As to the actual identity of Jack himself, I agree that it was most likely a non-descript non entity, somebody who perhaps nobody has correctly identified, although a lot of pointers seem to suggest that Aaron Kosminsky fits the bill - or someone like him.
Maybe, like the Loch Ness Monster, the cottage industry is starting to subside now and less and less people are caring about this outdated mystery?
Seems likely that there were quite a high number of prostitute killers around at the time. The Ripper cases may have been both over or under estimated as a consequence.
I think I'm right in saying that they concluded that the Ripper cut the throats of his victims first then he mutilated them. This is why Elizabeth Stride is considered a Ripper victim despite not being mutilated (the belief being that he was interrupted by the chap bringing his horse in).
I don't think it's possible to ever know conclusively.
A nicely done documentary made for the centenary in 1988.
Hosted by Peter Ustinov.
You may not agree with the panel's conclusions, but still a nice watch.....
My guess is that is actually a gaseous alien creature that has been stalking mankind since the beginning. It can probably create a hypnotic shield so only the victim sees it as it attacks. It will probably follow mankind into space and continue murdering until some clever starship captain defeats it, perhaps near Rigel or.a pleasure planet nearby.
I pity any heartbroken Scotsman who encounters such an entity, lest he be used as a tool for its bloodlust.
Jack the Ripper
Bloch continued to revisit the Jack the Ripper theme. His contribution to Harlan Ellison's 1967 science fiction anthology Dangerous Visionswas a story, "A Toy for Juliette", which evoked both Jack the Ripper and the Marquis de Sade in a time-travel story. The same anthology had Ellison's sequel to it titled "The Prowler in the City at the Edge of the World". His earlier idea of the Ripper as an immortal being resurfaced in Bloch's contribution to the original Star Trek series episode "Wolf in the Fold". His 1984 novel Night of the Ripper is set during the reign of Queen Victoria and follows the investigation of Inspector Frederick Abberline in attempting to apprehend the Ripper, and includes some famous Victorians such as Sir Arthur Conan Doyle within the storyline.
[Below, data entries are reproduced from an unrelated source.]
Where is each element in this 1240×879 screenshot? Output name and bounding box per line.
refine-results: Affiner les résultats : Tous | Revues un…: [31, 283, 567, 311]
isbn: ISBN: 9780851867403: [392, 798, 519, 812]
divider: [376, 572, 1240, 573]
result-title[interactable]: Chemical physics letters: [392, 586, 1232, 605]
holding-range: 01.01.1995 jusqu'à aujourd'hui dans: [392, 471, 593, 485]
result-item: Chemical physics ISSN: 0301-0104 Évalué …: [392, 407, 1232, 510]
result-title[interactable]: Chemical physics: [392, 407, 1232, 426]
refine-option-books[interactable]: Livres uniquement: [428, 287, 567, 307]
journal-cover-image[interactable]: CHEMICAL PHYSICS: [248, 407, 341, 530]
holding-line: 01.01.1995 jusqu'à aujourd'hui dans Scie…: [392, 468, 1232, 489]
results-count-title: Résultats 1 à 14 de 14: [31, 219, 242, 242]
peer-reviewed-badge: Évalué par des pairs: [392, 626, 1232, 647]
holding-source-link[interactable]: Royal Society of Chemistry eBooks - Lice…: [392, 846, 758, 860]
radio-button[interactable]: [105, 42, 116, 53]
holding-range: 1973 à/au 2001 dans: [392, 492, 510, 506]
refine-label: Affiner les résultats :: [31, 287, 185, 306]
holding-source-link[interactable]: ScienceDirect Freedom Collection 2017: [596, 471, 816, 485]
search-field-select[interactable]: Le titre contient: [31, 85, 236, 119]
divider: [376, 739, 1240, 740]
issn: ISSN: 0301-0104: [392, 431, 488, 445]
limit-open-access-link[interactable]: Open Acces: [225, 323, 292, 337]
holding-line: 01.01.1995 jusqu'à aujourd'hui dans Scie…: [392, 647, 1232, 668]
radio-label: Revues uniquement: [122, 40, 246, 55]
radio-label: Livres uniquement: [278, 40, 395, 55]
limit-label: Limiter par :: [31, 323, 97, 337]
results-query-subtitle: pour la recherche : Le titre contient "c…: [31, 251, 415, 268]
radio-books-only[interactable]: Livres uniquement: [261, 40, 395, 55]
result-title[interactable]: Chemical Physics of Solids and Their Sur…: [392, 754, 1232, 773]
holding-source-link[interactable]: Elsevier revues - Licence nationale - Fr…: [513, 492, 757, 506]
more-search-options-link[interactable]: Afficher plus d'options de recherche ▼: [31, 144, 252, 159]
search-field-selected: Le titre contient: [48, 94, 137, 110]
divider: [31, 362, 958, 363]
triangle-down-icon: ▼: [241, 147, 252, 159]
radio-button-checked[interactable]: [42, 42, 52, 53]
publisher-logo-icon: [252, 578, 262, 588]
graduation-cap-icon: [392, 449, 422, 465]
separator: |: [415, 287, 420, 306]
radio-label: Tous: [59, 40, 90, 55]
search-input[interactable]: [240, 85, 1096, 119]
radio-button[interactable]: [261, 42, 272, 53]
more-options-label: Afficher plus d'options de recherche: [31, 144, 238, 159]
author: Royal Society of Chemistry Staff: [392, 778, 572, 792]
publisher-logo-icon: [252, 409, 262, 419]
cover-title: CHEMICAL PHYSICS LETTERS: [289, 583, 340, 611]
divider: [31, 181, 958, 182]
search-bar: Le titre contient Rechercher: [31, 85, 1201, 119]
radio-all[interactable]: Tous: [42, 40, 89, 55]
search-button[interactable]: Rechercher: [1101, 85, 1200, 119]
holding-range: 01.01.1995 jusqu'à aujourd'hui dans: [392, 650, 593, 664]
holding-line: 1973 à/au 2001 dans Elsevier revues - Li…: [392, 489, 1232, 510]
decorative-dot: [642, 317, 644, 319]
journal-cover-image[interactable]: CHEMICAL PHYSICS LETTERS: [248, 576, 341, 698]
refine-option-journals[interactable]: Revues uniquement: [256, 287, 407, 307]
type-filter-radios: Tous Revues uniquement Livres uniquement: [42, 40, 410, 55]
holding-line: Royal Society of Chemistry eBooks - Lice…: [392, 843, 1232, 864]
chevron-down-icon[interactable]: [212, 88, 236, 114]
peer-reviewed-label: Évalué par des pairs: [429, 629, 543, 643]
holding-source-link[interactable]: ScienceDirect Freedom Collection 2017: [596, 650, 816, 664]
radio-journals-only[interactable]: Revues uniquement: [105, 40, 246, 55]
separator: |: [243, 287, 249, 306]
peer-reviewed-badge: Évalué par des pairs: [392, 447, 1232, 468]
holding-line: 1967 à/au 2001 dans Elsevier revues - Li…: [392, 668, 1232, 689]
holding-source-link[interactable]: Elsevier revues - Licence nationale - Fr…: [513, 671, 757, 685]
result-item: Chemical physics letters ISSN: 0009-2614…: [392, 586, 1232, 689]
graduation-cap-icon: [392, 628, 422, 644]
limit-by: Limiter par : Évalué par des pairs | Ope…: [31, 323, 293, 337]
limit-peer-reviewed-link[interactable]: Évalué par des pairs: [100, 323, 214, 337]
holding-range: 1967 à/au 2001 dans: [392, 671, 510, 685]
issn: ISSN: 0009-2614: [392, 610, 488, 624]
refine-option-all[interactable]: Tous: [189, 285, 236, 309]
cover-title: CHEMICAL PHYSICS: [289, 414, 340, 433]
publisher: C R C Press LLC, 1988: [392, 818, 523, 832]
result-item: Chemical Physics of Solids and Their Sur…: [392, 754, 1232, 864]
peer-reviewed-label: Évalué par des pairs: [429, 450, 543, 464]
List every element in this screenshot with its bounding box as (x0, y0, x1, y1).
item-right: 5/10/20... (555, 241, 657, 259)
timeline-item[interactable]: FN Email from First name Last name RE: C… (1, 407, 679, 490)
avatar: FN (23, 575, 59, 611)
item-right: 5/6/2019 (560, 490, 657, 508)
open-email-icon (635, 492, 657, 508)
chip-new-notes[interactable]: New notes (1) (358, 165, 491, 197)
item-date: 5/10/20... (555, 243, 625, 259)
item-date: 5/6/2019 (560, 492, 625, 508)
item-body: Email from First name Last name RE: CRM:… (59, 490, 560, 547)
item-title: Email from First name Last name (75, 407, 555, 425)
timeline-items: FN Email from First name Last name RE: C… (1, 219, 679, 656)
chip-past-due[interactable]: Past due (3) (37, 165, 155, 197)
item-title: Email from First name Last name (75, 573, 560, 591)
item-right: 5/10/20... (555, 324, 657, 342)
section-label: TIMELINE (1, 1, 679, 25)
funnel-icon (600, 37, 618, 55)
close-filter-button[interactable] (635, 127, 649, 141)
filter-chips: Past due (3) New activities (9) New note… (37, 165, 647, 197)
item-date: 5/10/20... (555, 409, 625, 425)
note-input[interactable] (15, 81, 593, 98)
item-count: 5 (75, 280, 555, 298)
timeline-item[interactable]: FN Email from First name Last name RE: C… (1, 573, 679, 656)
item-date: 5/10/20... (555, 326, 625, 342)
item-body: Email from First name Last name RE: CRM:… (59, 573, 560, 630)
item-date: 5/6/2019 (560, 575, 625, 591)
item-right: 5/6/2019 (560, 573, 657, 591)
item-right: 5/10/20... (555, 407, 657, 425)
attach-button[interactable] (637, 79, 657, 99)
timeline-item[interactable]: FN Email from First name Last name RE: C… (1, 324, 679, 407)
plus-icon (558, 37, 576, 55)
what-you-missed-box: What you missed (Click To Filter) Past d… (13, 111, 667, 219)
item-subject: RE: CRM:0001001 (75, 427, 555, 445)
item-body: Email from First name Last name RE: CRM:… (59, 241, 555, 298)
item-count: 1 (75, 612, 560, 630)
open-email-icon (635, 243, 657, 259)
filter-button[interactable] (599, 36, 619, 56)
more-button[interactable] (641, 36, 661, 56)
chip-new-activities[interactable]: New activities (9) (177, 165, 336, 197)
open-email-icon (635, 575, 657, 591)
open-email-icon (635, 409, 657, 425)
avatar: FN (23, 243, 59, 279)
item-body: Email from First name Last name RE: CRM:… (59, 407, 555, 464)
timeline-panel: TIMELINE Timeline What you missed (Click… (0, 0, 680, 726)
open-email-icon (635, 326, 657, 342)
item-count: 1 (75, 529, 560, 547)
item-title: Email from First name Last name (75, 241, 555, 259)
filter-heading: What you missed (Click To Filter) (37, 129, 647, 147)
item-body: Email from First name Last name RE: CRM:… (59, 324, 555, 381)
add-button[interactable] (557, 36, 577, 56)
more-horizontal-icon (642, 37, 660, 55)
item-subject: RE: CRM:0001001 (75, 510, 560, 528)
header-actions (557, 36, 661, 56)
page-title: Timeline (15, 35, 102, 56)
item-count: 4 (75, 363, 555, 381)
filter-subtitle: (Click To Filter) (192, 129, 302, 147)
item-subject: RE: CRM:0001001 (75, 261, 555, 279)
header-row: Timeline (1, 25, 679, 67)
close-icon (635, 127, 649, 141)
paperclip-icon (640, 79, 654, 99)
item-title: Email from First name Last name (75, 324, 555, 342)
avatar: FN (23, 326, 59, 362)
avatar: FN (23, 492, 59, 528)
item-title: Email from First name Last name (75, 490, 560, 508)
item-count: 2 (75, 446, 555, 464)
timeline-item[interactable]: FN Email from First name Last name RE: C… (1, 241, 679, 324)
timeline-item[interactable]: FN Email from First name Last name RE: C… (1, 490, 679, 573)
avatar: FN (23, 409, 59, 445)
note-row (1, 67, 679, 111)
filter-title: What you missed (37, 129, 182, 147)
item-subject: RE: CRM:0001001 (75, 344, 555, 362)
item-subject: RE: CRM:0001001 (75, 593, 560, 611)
Boris Karloff's Thriller - Yours Truly, Jack The Ripper
Season 1 Episode 28 1961 , Hosted by Boris Karloff , 70 years after the Jack the Ripper killings in London, Sir Guy (John Williams) convinces the police that Jack may still be alive, eternally young, and still killing, currently in New York. The director of this episode, Ray Milland, is probably most familiar to genre fans as the star of flicks like 1963's X: The Man with the X-Ray Eyes and 1972's campy The Thing with Two Heads, though he has appeared in starring roles and guest spots in many other movies and TV shows throughout the years. The teleplay for this episode is based on a story by Robert Bloch, well known to horror-movie aficionados as the man who penned the novel on which Alfred Hitchcock's Psycho was based. Written by: Barre Lyndon, from a story by Robert Bloch Directed by: Ray Milland Starring: John Williams , Edmond Ryan , Donald Woods , and Ransom Sherman Original Air Date: April 11, 1961
Jack the Ripper song - Psychoville - BBC
There's a great short story by Ellison - the name of which escapes me - that involves a man who finds Lon Cheney's makeup kit, and he tries several makeups on, each one turning him into a different character. The last one he does is making himself up as Jack the Ripper, and ends up going out to kill. Fantastic stuff.
If you've not seen Psychoville it's well worth watching.